As the Legislature returns to Augusta this winter, some might suggest an arrangement under which Maine uses federal funds meant to expand Medicaid to instead purchase private insurance for low-income residents.

It’s an approach that’s proved more politically palatable to Republicans across the country than a direct Medicaid expansion. Arkansas, with a Democratic governor and Republican legislature, blazed the trail for the arrangement, securing the federal government’s approval to try it out. In Iowa, Republican Gov. Terry Branstad has followed suit. A number of other Republican governors are also interested. Maine Gov. Paul LePage is paying attention to those developments while he remains opposed to an expansion, his spokeswoman has said.

But is expanding coverage by having the state pay for private insurance for some of its poorest residents a good idea?

Arkansas Gov. Mike Beebe is out to prove it is. In applying for federal approval for the Medicaid expansion alternative, Arkansas said it would seek to prove those who receive private insurance rather than Medicaid will have access to more care providers than their Medicaid counterparts, will use the emergency room less and will “churn” in and out of health plans less frequently as their incomes and eligibility for services change. The idea is they would be able to stick with a private plan even if they no longer qualified for Medicaid.

In addition, Arkansas said it would get those results at a comparable cost to traditional Medicaid.

We’re eager for the results on those first three points, and we think there’s a good chance Arkansas will be proved right. On the last point, cost, we have our doubts.

There’s a reason people with low incomes don’t enroll in private insurance: They can’t afford it. Indeed, it might be unwise to read too deeply into early Obamacare enrollment numbers, but just 41 percent of those who qualified by the end of November to enroll in private insurance through the law’s exchanges had incomes low enough to receive federal subsidies meant to defray the cost. To qualify for those subsidies, someone has to make between 100 percent and 400 percent of the federal poverty level — between $26,951 and $78,120 for a three-person family.

The new participants in Arkansas’ alternative Medicaid model won’t have to pay monthly premiums, but many of them will ultimately be responsible for cost sharing — including deductibles and copayments. Even with the Affordable Care Act’s annual caps on the amount someone can spend out of pocket on medical expenses, a three-member family participating in Arkansas’ Medicaid expansion making less than $27,000 could still end up paying more than $4,200 out of pocket on medical expenses. That’s nearly 16 percent of annual income for a family that’s unlikely to have much money to spare.

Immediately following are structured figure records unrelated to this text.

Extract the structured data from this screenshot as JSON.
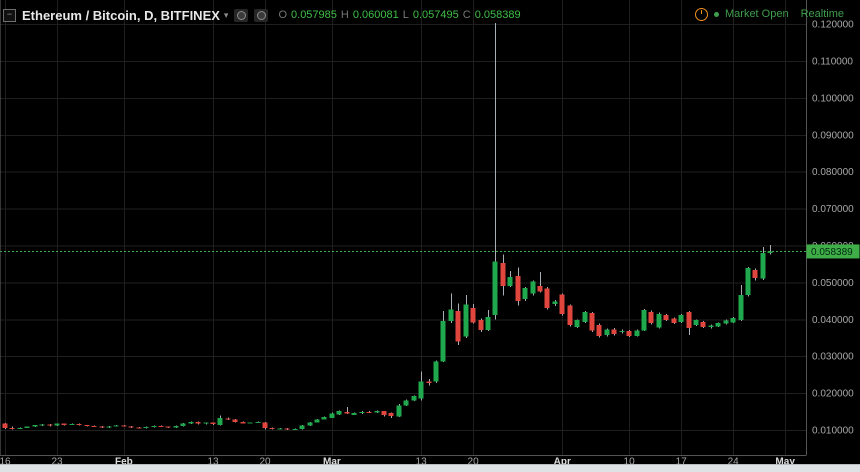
{
  "header": {
    "collapse_glyph": "−",
    "title": "Ethereum / Bitcoin, D, BITFINEX",
    "caret": "▾",
    "o_label": "O",
    "o_value": "0.057985",
    "h_label": "H",
    "h_value": "0.060081",
    "l_label": "L",
    "l_value": "0.057495",
    "c_label": "C",
    "c_value": "0.058389",
    "market_status": "Market Open",
    "feed_status": "Realtime"
  },
  "colors": {
    "background": "#000000",
    "grid": "#1f1f1f",
    "plot_border": "#555555",
    "left_edge": "#5a5a5a",
    "up": "#1fa84d",
    "down": "#e0463e",
    "wick": "#a9adb5",
    "axis_text": "#a8a8a8",
    "month_text": "#dcdcdc",
    "price_line": "#3fae49",
    "tag_bg": "#3fae49",
    "tag_text": "#002a10",
    "header_green": "#3fbf47",
    "status_green": "#3f9e4e",
    "clock_orange": "#f2921d"
  },
  "chart_data": {
    "type": "candlestick",
    "title": "Ethereum / Bitcoin",
    "exchange": "BITFINEX",
    "interval": "D",
    "legend_position": "top-left",
    "grid": true,
    "visible_price_range": [
      0.0093,
      0.1265
    ],
    "last_price": 0.058389,
    "last_price_label": "0.058389",
    "y_ticks": [
      {
        "label": "0.120000",
        "price": 0.12
      },
      {
        "label": "0.110000",
        "price": 0.11
      },
      {
        "label": "0.100000",
        "price": 0.1
      },
      {
        "label": "0.090000",
        "price": 0.09
      },
      {
        "label": "0.080000",
        "price": 0.08
      },
      {
        "label": "0.070000",
        "price": 0.07
      },
      {
        "label": "0.060000",
        "price": 0.06
      },
      {
        "label": "0.050000",
        "price": 0.05
      },
      {
        "label": "0.040000",
        "price": 0.04
      },
      {
        "label": "0.030000",
        "price": 0.03
      },
      {
        "label": "0.020000",
        "price": 0.02
      },
      {
        "label": "0.010000",
        "price": 0.01
      }
    ],
    "x_ticks": [
      {
        "label": "16",
        "i": 1,
        "month": false
      },
      {
        "label": "23",
        "i": 8,
        "month": false
      },
      {
        "label": "Feb",
        "i": 17,
        "month": true
      },
      {
        "label": "13",
        "i": 29,
        "month": false
      },
      {
        "label": "20",
        "i": 36,
        "month": false
      },
      {
        "label": "Mar",
        "i": 45,
        "month": true
      },
      {
        "label": "13",
        "i": 57,
        "month": false
      },
      {
        "label": "20",
        "i": 64,
        "month": false
      },
      {
        "label": "Apr",
        "i": 76,
        "month": true
      },
      {
        "label": "10",
        "i": 85,
        "month": false
      },
      {
        "label": "17",
        "i": 92,
        "month": false
      },
      {
        "label": "24",
        "i": 99,
        "month": false
      },
      {
        "label": "May",
        "i": 106,
        "month": true
      }
    ],
    "candles": [
      {
        "d": "Jan 16",
        "o": 0.0117,
        "h": 0.0119,
        "l": 0.0103,
        "c": 0.0106
      },
      {
        "d": "Jan 17",
        "o": 0.0106,
        "h": 0.0109,
        "l": 0.0102,
        "c": 0.0104
      },
      {
        "d": "Jan 18",
        "o": 0.0104,
        "h": 0.0107,
        "l": 0.0103,
        "c": 0.0106
      },
      {
        "d": "Jan 19",
        "o": 0.0106,
        "h": 0.011,
        "l": 0.0105,
        "c": 0.0109
      },
      {
        "d": "Jan 20",
        "o": 0.0109,
        "h": 0.0114,
        "l": 0.0108,
        "c": 0.0113
      },
      {
        "d": "Jan 21",
        "o": 0.0113,
        "h": 0.0116,
        "l": 0.0111,
        "c": 0.0115
      },
      {
        "d": "Jan 22",
        "o": 0.0115,
        "h": 0.0116,
        "l": 0.011,
        "c": 0.0112
      },
      {
        "d": "Jan 23",
        "o": 0.0112,
        "h": 0.0118,
        "l": 0.0111,
        "c": 0.0117
      },
      {
        "d": "Jan 24",
        "o": 0.0117,
        "h": 0.0118,
        "l": 0.0112,
        "c": 0.0114
      },
      {
        "d": "Jan 25",
        "o": 0.0114,
        "h": 0.0117,
        "l": 0.0113,
        "c": 0.0116
      },
      {
        "d": "Jan 26",
        "o": 0.0116,
        "h": 0.0117,
        "l": 0.0112,
        "c": 0.0113
      },
      {
        "d": "Jan 27",
        "o": 0.0113,
        "h": 0.0114,
        "l": 0.011,
        "c": 0.0111
      },
      {
        "d": "Jan 28",
        "o": 0.0111,
        "h": 0.0112,
        "l": 0.0108,
        "c": 0.0109
      },
      {
        "d": "Jan 29",
        "o": 0.0109,
        "h": 0.0111,
        "l": 0.0106,
        "c": 0.0107
      },
      {
        "d": "Jan 30",
        "o": 0.0107,
        "h": 0.0111,
        "l": 0.0106,
        "c": 0.011
      },
      {
        "d": "Jan 31",
        "o": 0.011,
        "h": 0.0113,
        "l": 0.0109,
        "c": 0.0112
      },
      {
        "d": "Feb 1",
        "o": 0.0112,
        "h": 0.0113,
        "l": 0.0109,
        "c": 0.011
      },
      {
        "d": "Feb 2",
        "o": 0.011,
        "h": 0.0111,
        "l": 0.0106,
        "c": 0.0107
      },
      {
        "d": "Feb 3",
        "o": 0.0107,
        "h": 0.0108,
        "l": 0.0104,
        "c": 0.0105
      },
      {
        "d": "Feb 4",
        "o": 0.0105,
        "h": 0.0109,
        "l": 0.0104,
        "c": 0.0108
      },
      {
        "d": "Feb 5",
        "o": 0.0108,
        "h": 0.0112,
        "l": 0.0107,
        "c": 0.0111
      },
      {
        "d": "Feb 6",
        "o": 0.0111,
        "h": 0.0112,
        "l": 0.0108,
        "c": 0.0109
      },
      {
        "d": "Feb 7",
        "o": 0.0109,
        "h": 0.011,
        "l": 0.0106,
        "c": 0.0107
      },
      {
        "d": "Feb 8",
        "o": 0.0107,
        "h": 0.0112,
        "l": 0.0106,
        "c": 0.0111
      },
      {
        "d": "Feb 9",
        "o": 0.0111,
        "h": 0.0119,
        "l": 0.011,
        "c": 0.0118
      },
      {
        "d": "Feb 10",
        "o": 0.0118,
        "h": 0.0123,
        "l": 0.0116,
        "c": 0.0122
      },
      {
        "d": "Feb 11",
        "o": 0.0122,
        "h": 0.0123,
        "l": 0.0115,
        "c": 0.0117
      },
      {
        "d": "Feb 12",
        "o": 0.0117,
        "h": 0.0121,
        "l": 0.0115,
        "c": 0.012
      },
      {
        "d": "Feb 13",
        "o": 0.012,
        "h": 0.0121,
        "l": 0.0114,
        "c": 0.0116
      },
      {
        "d": "Feb 14",
        "o": 0.0114,
        "h": 0.0139,
        "l": 0.0112,
        "c": 0.0132
      },
      {
        "d": "Feb 15",
        "o": 0.0131,
        "h": 0.0134,
        "l": 0.0127,
        "c": 0.0129
      },
      {
        "d": "Feb 16",
        "o": 0.0129,
        "h": 0.013,
        "l": 0.0121,
        "c": 0.0122
      },
      {
        "d": "Feb 17",
        "o": 0.0122,
        "h": 0.0123,
        "l": 0.0117,
        "c": 0.0118
      },
      {
        "d": "Feb 18",
        "o": 0.0118,
        "h": 0.0121,
        "l": 0.0117,
        "c": 0.012
      },
      {
        "d": "Feb 19",
        "o": 0.012,
        "h": 0.0123,
        "l": 0.0119,
        "c": 0.0122
      },
      {
        "d": "Feb 20",
        "o": 0.0121,
        "h": 0.0122,
        "l": 0.0102,
        "c": 0.0105
      },
      {
        "d": "Feb 21",
        "o": 0.0105,
        "h": 0.0107,
        "l": 0.0102,
        "c": 0.0103
      },
      {
        "d": "Feb 22",
        "o": 0.0103,
        "h": 0.0106,
        "l": 0.0102,
        "c": 0.0104
      },
      {
        "d": "Feb 23",
        "o": 0.0104,
        "h": 0.0105,
        "l": 0.01,
        "c": 0.0101
      },
      {
        "d": "Feb 24",
        "o": 0.0101,
        "h": 0.0104,
        "l": 0.01,
        "c": 0.0103
      },
      {
        "d": "Feb 25",
        "o": 0.0103,
        "h": 0.0113,
        "l": 0.0102,
        "c": 0.0112
      },
      {
        "d": "Feb 26",
        "o": 0.0112,
        "h": 0.0122,
        "l": 0.0111,
        "c": 0.0121
      },
      {
        "d": "Feb 27",
        "o": 0.0121,
        "h": 0.013,
        "l": 0.012,
        "c": 0.0129
      },
      {
        "d": "Feb 28",
        "o": 0.0129,
        "h": 0.0136,
        "l": 0.0128,
        "c": 0.0135
      },
      {
        "d": "Mar 1",
        "o": 0.0133,
        "h": 0.0147,
        "l": 0.0132,
        "c": 0.0145
      },
      {
        "d": "Mar 2",
        "o": 0.0142,
        "h": 0.0153,
        "l": 0.0141,
        "c": 0.0151
      },
      {
        "d": "Mar 3",
        "o": 0.0149,
        "h": 0.0162,
        "l": 0.0143,
        "c": 0.0145
      },
      {
        "d": "Mar 4",
        "o": 0.0141,
        "h": 0.0148,
        "l": 0.014,
        "c": 0.0146
      },
      {
        "d": "Mar 5",
        "o": 0.0146,
        "h": 0.0151,
        "l": 0.0144,
        "c": 0.0149
      },
      {
        "d": "Mar 6",
        "o": 0.0149,
        "h": 0.0152,
        "l": 0.0146,
        "c": 0.0148
      },
      {
        "d": "Mar 7",
        "o": 0.0148,
        "h": 0.0153,
        "l": 0.0146,
        "c": 0.0151
      },
      {
        "d": "Mar 8",
        "o": 0.0151,
        "h": 0.0152,
        "l": 0.0136,
        "c": 0.014
      },
      {
        "d": "Mar 9",
        "o": 0.0146,
        "h": 0.0147,
        "l": 0.0133,
        "c": 0.0138
      },
      {
        "d": "Mar 10",
        "o": 0.0137,
        "h": 0.017,
        "l": 0.0135,
        "c": 0.0167
      },
      {
        "d": "Mar 11",
        "o": 0.0167,
        "h": 0.0183,
        "l": 0.0165,
        "c": 0.018
      },
      {
        "d": "Mar 12",
        "o": 0.018,
        "h": 0.0194,
        "l": 0.0178,
        "c": 0.0192
      },
      {
        "d": "Mar 13",
        "o": 0.0185,
        "h": 0.0259,
        "l": 0.018,
        "c": 0.0232
      },
      {
        "d": "Mar 14",
        "o": 0.0232,
        "h": 0.0238,
        "l": 0.0221,
        "c": 0.0228
      },
      {
        "d": "Mar 15",
        "o": 0.0231,
        "h": 0.0289,
        "l": 0.0228,
        "c": 0.0286
      },
      {
        "d": "Mar 16",
        "o": 0.0286,
        "h": 0.0422,
        "l": 0.0284,
        "c": 0.0395
      },
      {
        "d": "Mar 17",
        "o": 0.0395,
        "h": 0.047,
        "l": 0.039,
        "c": 0.0427
      },
      {
        "d": "Mar 18",
        "o": 0.0422,
        "h": 0.0443,
        "l": 0.033,
        "c": 0.034
      },
      {
        "d": "Mar 19",
        "o": 0.0354,
        "h": 0.0466,
        "l": 0.035,
        "c": 0.044
      },
      {
        "d": "Mar 20",
        "o": 0.043,
        "h": 0.0442,
        "l": 0.0388,
        "c": 0.0392
      },
      {
        "d": "Mar 21",
        "o": 0.0398,
        "h": 0.0402,
        "l": 0.0365,
        "c": 0.0371
      },
      {
        "d": "Mar 22",
        "o": 0.0371,
        "h": 0.0425,
        "l": 0.0368,
        "c": 0.0406
      },
      {
        "d": "Mar 23",
        "o": 0.0412,
        "h": 0.1203,
        "l": 0.04,
        "c": 0.0556
      },
      {
        "d": "Mar 24",
        "o": 0.0553,
        "h": 0.0575,
        "l": 0.0465,
        "c": 0.049
      },
      {
        "d": "Mar 25",
        "o": 0.049,
        "h": 0.0531,
        "l": 0.0487,
        "c": 0.0515
      },
      {
        "d": "Mar 26",
        "o": 0.0517,
        "h": 0.054,
        "l": 0.0437,
        "c": 0.045
      },
      {
        "d": "Mar 27",
        "o": 0.0455,
        "h": 0.0488,
        "l": 0.045,
        "c": 0.0485
      },
      {
        "d": "Mar 28",
        "o": 0.047,
        "h": 0.0505,
        "l": 0.0465,
        "c": 0.0502
      },
      {
        "d": "Mar 29",
        "o": 0.049,
        "h": 0.0528,
        "l": 0.0472,
        "c": 0.0475
      },
      {
        "d": "Mar 30",
        "o": 0.0483,
        "h": 0.0487,
        "l": 0.0426,
        "c": 0.043
      },
      {
        "d": "Mar 31",
        "o": 0.0442,
        "h": 0.0452,
        "l": 0.0436,
        "c": 0.0448
      },
      {
        "d": "Apr 1",
        "o": 0.0467,
        "h": 0.047,
        "l": 0.041,
        "c": 0.0415
      },
      {
        "d": "Apr 2",
        "o": 0.0438,
        "h": 0.044,
        "l": 0.038,
        "c": 0.0385
      },
      {
        "d": "Apr 3",
        "o": 0.0379,
        "h": 0.04,
        "l": 0.0376,
        "c": 0.0398
      },
      {
        "d": "Apr 4",
        "o": 0.0393,
        "h": 0.0423,
        "l": 0.039,
        "c": 0.042
      },
      {
        "d": "Apr 5",
        "o": 0.0417,
        "h": 0.042,
        "l": 0.0365,
        "c": 0.037
      },
      {
        "d": "Apr 6",
        "o": 0.0385,
        "h": 0.0388,
        "l": 0.0351,
        "c": 0.0355
      },
      {
        "d": "Apr 7",
        "o": 0.0357,
        "h": 0.0375,
        "l": 0.0354,
        "c": 0.0372
      },
      {
        "d": "Apr 8",
        "o": 0.0372,
        "h": 0.0376,
        "l": 0.0356,
        "c": 0.036
      },
      {
        "d": "Apr 9",
        "o": 0.0365,
        "h": 0.0373,
        "l": 0.0361,
        "c": 0.0368
      },
      {
        "d": "Apr 10",
        "o": 0.0368,
        "h": 0.0371,
        "l": 0.0352,
        "c": 0.0355
      },
      {
        "d": "Apr 11",
        "o": 0.0355,
        "h": 0.0373,
        "l": 0.0353,
        "c": 0.037
      },
      {
        "d": "Apr 12",
        "o": 0.037,
        "h": 0.0428,
        "l": 0.0368,
        "c": 0.0425
      },
      {
        "d": "Apr 13",
        "o": 0.042,
        "h": 0.0424,
        "l": 0.0386,
        "c": 0.039
      },
      {
        "d": "Apr 14",
        "o": 0.0378,
        "h": 0.0418,
        "l": 0.0375,
        "c": 0.0415
      },
      {
        "d": "Apr 15",
        "o": 0.0412,
        "h": 0.0415,
        "l": 0.0395,
        "c": 0.0398
      },
      {
        "d": "Apr 16",
        "o": 0.0402,
        "h": 0.0405,
        "l": 0.0387,
        "c": 0.039
      },
      {
        "d": "Apr 17",
        "o": 0.0393,
        "h": 0.0415,
        "l": 0.039,
        "c": 0.0412
      },
      {
        "d": "Apr 18",
        "o": 0.042,
        "h": 0.0423,
        "l": 0.0357,
        "c": 0.0377
      },
      {
        "d": "Apr 19",
        "o": 0.0385,
        "h": 0.04,
        "l": 0.0382,
        "c": 0.0398
      },
      {
        "d": "Apr 20",
        "o": 0.0393,
        "h": 0.0396,
        "l": 0.0376,
        "c": 0.0379
      },
      {
        "d": "Apr 21",
        "o": 0.0379,
        "h": 0.0386,
        "l": 0.0375,
        "c": 0.0383
      },
      {
        "d": "Apr 22",
        "o": 0.0381,
        "h": 0.0392,
        "l": 0.0379,
        "c": 0.039
      },
      {
        "d": "Apr 23",
        "o": 0.0388,
        "h": 0.0399,
        "l": 0.0386,
        "c": 0.0397
      },
      {
        "d": "Apr 24",
        "o": 0.0392,
        "h": 0.0406,
        "l": 0.039,
        "c": 0.0403
      },
      {
        "d": "Apr 25",
        "o": 0.0398,
        "h": 0.0493,
        "l": 0.0395,
        "c": 0.0466
      },
      {
        "d": "Apr 26",
        "o": 0.0466,
        "h": 0.0542,
        "l": 0.0462,
        "c": 0.0539
      },
      {
        "d": "Apr 27",
        "o": 0.0534,
        "h": 0.0538,
        "l": 0.0505,
        "c": 0.0512
      },
      {
        "d": "Apr 28",
        "o": 0.051,
        "h": 0.0596,
        "l": 0.0506,
        "c": 0.058
      },
      {
        "d": "Apr 29",
        "o": 0.057985,
        "h": 0.060081,
        "l": 0.057495,
        "c": 0.058389
      }
    ]
  }
}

Out-of-pocket expenses for traditional Medicaid recipients are typically significantly lower than for those covered by private insurance. If an average uninsured adult with a low income in 2005 (up to about $32,000 for a three-person family that year) enrolled in private insurance, his or her out-of-pocket medical expenses would have been $771, according to a 2008 study in the journal Health Affairs. That amount is more than seven times the total out-of-pocket expenses a traditional Medicaid recipient would incur.

Beyond affordability, the Health Affairs study found total medical spending was significantly higher with private insurance than with Medicaid. For that same average, low-income uninsured adult, the total medical spending in 2005 would have been $3,899 with private insurance — with costs split between the insurer and recipient — and $3,084 with Medicaid.

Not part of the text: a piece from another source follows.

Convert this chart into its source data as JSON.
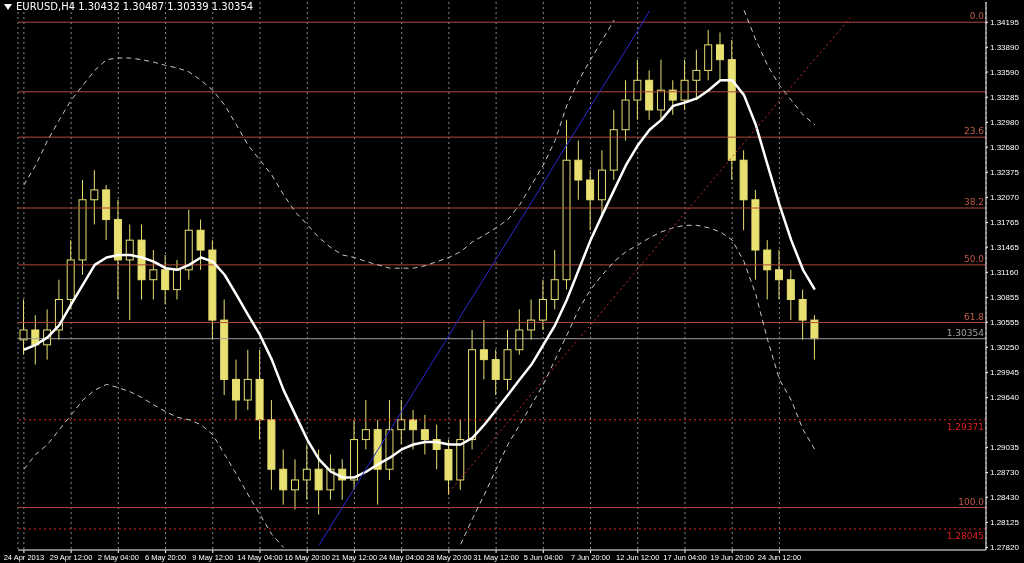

That’s more than 26 percent higher spending with private insurance — and a key goal of the Affordable Care Act is to rein in total medical spending. For context, total U.S. health care spending grew 60 percent between 2005 and 2011.

Lower Medicaid payments for health care providers explain part of the discrepancy, but the insurance plans for that average, low-income uninsured adult — Medicaid vs. private insurance — paid basically the same amount. The consumer was expected to make up the difference out of pocket.

Essentially, if the goal is to make health coverage more affordable and reduce total medical spending, private insurance for the lowest-income residents doesn’t appear to accomplish those goals.